European leaders will debate today and tomorrow “explore all possible options” to “mobilize” funds with which to finance their new defense needs, states the latest draft of conclusions of the summit that begins today in Brussels, which “invites” the Bank European Investment Bank (EIB) to “adapt” its lending policy to support the defense industry but “safeguarding its financial capacity,” he adds, referring to its high credit rating.
“We are facing the greatest security threat since the Second World War, it is time to take radical and concrete measures to be prepared for defense and put the EU economy on a war footing,” writes the President of the European Council, Charles Michel, in his letter of invitation to the summit. He does not cite them, but Michel is among the defenders not only of the EIB being more powerful in this field, but of the issuance of “eurobonds” to finance these acquisitions, as is the high representative of Foreign Affairs and Security Policy, Josep Borrell, and the European Commissioner for Industry, Thierry Breton, defend today in La Vanguardia.
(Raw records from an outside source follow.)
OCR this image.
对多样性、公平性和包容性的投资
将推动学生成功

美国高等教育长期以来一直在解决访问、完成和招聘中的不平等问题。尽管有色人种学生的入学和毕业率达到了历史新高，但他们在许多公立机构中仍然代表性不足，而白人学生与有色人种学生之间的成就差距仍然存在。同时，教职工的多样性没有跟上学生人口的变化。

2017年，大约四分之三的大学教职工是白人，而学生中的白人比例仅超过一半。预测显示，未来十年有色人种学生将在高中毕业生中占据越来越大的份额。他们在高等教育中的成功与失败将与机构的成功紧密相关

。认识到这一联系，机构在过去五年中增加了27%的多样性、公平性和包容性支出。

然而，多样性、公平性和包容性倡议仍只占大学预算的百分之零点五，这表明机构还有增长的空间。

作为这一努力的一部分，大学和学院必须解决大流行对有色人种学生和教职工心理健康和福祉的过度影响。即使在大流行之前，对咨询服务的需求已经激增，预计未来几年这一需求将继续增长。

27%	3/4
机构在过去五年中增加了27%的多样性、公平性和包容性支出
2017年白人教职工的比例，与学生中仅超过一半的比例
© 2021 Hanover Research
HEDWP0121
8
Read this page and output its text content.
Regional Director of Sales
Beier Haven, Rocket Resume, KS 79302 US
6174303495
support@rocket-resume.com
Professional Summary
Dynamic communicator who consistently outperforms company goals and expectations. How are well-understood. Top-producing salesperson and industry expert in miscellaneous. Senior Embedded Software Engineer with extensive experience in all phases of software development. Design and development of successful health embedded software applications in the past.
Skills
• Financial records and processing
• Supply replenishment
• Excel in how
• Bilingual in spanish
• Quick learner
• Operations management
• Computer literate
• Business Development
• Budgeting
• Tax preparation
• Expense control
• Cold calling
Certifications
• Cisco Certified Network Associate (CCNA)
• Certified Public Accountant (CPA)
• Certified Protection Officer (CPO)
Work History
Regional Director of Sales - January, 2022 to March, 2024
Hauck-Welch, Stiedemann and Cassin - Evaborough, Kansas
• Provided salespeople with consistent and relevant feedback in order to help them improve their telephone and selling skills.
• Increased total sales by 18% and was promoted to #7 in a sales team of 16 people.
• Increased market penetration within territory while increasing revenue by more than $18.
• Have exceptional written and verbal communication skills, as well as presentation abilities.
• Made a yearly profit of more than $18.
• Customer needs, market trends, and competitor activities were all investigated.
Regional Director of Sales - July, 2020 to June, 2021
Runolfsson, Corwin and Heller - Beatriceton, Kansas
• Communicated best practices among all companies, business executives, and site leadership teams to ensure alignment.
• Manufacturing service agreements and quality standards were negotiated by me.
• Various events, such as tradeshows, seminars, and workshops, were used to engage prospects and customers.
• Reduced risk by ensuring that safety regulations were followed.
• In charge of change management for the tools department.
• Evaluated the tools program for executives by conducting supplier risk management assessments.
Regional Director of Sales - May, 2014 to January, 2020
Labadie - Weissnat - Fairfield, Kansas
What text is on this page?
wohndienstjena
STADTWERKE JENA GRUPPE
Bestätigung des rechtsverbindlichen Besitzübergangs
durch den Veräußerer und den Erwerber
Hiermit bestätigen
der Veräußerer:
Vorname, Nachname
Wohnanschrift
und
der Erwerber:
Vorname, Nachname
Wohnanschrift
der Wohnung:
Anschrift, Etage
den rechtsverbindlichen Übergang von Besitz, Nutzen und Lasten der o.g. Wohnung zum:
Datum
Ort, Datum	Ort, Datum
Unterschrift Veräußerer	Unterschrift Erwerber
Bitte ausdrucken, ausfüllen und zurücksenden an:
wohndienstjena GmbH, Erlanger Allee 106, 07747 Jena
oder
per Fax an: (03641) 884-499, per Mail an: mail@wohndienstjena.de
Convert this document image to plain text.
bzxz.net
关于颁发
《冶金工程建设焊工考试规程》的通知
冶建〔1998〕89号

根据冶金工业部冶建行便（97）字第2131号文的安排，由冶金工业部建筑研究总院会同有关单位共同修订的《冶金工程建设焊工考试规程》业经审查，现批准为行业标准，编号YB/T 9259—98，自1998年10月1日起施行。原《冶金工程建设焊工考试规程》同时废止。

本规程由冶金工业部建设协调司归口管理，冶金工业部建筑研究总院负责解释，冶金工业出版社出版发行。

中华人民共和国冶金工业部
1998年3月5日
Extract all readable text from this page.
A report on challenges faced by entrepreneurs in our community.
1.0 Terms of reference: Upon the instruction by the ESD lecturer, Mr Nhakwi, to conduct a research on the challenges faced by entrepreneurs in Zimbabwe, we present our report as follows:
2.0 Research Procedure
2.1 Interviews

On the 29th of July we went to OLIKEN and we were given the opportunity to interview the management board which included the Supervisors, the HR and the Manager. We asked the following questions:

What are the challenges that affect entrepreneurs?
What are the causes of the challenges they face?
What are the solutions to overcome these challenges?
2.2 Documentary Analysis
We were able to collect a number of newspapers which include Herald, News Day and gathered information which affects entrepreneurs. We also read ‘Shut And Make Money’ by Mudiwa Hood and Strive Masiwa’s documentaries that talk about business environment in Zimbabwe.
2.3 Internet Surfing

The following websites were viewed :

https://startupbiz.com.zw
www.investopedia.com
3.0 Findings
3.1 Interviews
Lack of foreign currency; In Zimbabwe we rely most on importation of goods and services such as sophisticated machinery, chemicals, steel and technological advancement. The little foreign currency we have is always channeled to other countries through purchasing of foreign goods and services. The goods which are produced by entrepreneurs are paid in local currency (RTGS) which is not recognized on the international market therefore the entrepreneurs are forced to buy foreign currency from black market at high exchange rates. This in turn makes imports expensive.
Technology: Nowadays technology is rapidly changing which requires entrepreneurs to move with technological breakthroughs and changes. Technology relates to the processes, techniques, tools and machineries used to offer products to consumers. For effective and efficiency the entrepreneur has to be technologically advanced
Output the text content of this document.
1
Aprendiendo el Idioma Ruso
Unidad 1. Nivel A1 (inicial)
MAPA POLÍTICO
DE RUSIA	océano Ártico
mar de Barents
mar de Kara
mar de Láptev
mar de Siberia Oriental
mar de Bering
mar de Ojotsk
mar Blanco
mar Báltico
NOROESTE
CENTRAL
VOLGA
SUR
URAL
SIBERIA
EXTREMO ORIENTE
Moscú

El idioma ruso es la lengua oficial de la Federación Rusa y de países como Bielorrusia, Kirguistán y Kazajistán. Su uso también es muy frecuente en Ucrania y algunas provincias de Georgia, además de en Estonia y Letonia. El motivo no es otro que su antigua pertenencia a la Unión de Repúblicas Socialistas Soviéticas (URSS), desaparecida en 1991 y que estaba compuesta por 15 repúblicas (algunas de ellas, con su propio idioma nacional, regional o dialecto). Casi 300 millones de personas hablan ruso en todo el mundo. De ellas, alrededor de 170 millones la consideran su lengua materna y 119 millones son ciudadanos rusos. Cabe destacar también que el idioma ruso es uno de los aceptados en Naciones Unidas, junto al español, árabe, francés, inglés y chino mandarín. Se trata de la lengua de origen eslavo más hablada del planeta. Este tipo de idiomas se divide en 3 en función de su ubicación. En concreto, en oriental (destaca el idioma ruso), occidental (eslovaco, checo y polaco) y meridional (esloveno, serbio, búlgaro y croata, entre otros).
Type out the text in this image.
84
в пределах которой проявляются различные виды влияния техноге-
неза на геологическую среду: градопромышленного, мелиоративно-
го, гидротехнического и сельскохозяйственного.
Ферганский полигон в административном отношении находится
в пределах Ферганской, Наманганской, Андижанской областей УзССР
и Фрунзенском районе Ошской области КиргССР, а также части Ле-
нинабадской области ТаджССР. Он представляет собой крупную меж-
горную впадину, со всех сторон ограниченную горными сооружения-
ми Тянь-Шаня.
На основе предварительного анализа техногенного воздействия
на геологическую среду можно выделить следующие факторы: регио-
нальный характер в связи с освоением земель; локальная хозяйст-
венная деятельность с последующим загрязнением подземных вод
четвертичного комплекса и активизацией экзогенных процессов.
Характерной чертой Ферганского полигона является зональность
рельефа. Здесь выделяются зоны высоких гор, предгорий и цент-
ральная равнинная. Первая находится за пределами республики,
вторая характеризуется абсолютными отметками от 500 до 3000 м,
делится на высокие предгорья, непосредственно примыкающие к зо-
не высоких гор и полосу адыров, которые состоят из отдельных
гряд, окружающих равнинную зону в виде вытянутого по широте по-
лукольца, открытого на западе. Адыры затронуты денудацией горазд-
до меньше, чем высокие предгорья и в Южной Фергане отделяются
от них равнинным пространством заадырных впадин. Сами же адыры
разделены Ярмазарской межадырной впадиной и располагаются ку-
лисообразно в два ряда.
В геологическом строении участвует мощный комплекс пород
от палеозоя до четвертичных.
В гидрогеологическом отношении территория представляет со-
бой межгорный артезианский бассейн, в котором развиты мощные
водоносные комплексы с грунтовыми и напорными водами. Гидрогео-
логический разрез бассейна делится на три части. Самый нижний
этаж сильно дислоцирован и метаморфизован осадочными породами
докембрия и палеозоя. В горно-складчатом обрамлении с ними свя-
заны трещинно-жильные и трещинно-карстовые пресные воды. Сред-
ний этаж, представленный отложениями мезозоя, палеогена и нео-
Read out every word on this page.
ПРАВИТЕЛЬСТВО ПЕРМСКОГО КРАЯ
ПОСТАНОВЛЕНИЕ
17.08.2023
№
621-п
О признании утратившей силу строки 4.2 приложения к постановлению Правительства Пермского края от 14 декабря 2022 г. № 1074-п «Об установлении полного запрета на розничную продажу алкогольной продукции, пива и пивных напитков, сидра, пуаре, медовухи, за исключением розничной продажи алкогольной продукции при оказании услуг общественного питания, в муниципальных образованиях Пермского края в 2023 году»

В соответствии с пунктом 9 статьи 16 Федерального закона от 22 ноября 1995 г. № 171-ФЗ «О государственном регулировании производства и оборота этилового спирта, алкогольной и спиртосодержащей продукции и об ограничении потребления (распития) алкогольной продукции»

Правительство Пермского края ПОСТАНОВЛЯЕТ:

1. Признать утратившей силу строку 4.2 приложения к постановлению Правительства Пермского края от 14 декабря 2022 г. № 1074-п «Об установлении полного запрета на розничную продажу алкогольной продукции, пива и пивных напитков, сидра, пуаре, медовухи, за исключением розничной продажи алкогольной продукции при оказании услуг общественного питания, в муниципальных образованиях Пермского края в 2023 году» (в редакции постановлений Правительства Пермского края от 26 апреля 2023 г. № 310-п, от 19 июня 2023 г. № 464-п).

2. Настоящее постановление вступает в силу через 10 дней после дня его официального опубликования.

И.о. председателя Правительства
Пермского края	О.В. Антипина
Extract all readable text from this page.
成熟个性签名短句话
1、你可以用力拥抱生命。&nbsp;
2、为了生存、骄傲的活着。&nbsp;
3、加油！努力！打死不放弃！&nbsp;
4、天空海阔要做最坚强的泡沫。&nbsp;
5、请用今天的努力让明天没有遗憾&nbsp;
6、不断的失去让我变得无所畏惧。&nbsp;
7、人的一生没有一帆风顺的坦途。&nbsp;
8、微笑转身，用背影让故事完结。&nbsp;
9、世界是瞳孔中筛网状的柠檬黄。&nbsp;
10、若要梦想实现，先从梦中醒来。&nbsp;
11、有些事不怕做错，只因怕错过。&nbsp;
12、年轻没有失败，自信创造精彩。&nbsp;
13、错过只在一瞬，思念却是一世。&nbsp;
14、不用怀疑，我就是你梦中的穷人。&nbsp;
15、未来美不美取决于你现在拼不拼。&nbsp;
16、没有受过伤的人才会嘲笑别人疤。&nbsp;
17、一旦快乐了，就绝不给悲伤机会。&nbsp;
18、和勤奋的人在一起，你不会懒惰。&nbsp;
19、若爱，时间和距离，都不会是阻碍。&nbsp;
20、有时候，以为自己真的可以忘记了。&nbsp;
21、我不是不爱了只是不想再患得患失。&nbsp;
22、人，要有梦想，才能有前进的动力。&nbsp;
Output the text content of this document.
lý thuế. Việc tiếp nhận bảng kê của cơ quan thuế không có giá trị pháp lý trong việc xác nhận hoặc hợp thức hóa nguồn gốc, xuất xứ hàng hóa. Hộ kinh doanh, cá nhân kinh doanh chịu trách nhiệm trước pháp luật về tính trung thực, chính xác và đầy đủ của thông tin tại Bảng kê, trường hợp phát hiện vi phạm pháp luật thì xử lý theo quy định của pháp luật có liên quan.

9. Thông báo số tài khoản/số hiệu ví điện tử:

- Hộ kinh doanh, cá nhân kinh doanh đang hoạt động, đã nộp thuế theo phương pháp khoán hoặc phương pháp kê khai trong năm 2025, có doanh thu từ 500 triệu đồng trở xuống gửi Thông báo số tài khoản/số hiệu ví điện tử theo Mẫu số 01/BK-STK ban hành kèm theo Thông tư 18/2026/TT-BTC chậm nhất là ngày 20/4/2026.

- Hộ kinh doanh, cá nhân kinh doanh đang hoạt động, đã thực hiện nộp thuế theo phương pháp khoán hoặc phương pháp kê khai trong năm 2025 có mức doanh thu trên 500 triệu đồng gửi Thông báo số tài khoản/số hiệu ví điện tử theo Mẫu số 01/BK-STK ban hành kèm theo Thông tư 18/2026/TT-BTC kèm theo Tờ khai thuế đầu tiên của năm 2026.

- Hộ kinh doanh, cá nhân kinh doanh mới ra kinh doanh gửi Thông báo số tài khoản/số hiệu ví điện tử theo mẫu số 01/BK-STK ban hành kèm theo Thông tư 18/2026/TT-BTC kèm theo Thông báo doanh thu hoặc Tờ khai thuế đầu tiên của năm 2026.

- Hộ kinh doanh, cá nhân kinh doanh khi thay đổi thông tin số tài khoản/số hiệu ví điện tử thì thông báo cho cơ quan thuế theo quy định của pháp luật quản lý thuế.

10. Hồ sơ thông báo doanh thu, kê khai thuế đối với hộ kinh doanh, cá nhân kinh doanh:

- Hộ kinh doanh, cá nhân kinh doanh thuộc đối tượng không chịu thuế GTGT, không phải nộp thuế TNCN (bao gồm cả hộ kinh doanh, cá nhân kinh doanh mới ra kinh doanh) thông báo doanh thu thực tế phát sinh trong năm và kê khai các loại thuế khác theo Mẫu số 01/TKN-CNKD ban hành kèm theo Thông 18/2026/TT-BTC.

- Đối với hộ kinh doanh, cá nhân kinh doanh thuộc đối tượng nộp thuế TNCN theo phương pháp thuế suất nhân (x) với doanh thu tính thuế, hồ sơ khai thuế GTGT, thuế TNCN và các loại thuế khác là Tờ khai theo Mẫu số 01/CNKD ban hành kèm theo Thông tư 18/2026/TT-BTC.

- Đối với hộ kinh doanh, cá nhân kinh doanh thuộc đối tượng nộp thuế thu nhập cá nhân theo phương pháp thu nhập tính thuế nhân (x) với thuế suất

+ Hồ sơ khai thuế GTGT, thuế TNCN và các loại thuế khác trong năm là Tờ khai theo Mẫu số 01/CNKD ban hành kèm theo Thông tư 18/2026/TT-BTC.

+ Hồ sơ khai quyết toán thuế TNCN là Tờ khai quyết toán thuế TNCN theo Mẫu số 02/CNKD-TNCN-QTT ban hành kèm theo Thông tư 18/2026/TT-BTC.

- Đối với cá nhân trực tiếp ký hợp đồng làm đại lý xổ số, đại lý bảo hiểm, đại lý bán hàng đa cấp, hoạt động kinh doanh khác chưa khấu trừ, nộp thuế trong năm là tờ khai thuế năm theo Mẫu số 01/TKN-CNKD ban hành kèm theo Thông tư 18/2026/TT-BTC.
The mention of exploring “all possible formulas” to finance military spending leaves the door open to the initiative led by France, Poland and Estonia to launch a joint debt issue for this purpose, but the initiative is notably opposed by Germany. .
The German Government, however, has moved and this week joined the letter written by more than a dozen countries in favor of a greater role for the EIB in the defense sector. “We are going step by step. On Tuesday I was with German Chancellor Olaf Sholz. We try to find solutions that are digestible for everyone,” Estonian Prime Minister Kaja Kallas commented yesterday, conciliatory. “I am not obsessed with Eurobonds. The important thing is to find financing,” she said.
The other war of the moment, the Palestinian-Israeli conflict, will also occupy an important place on the agenda of European leaders, who today will have lunch with the Secretary General of the UN, António Guterres, to address the situation in Gaza and the financing of the United Nations Palestine Refugee Agency (UNRWA). The positions of the Twenty-Seven are evolving, several diplomatic sources confirm, and the European Council will try to update its common position to call for a ceasefire, instead of limiting itself to talking about “humanitarian pauses.”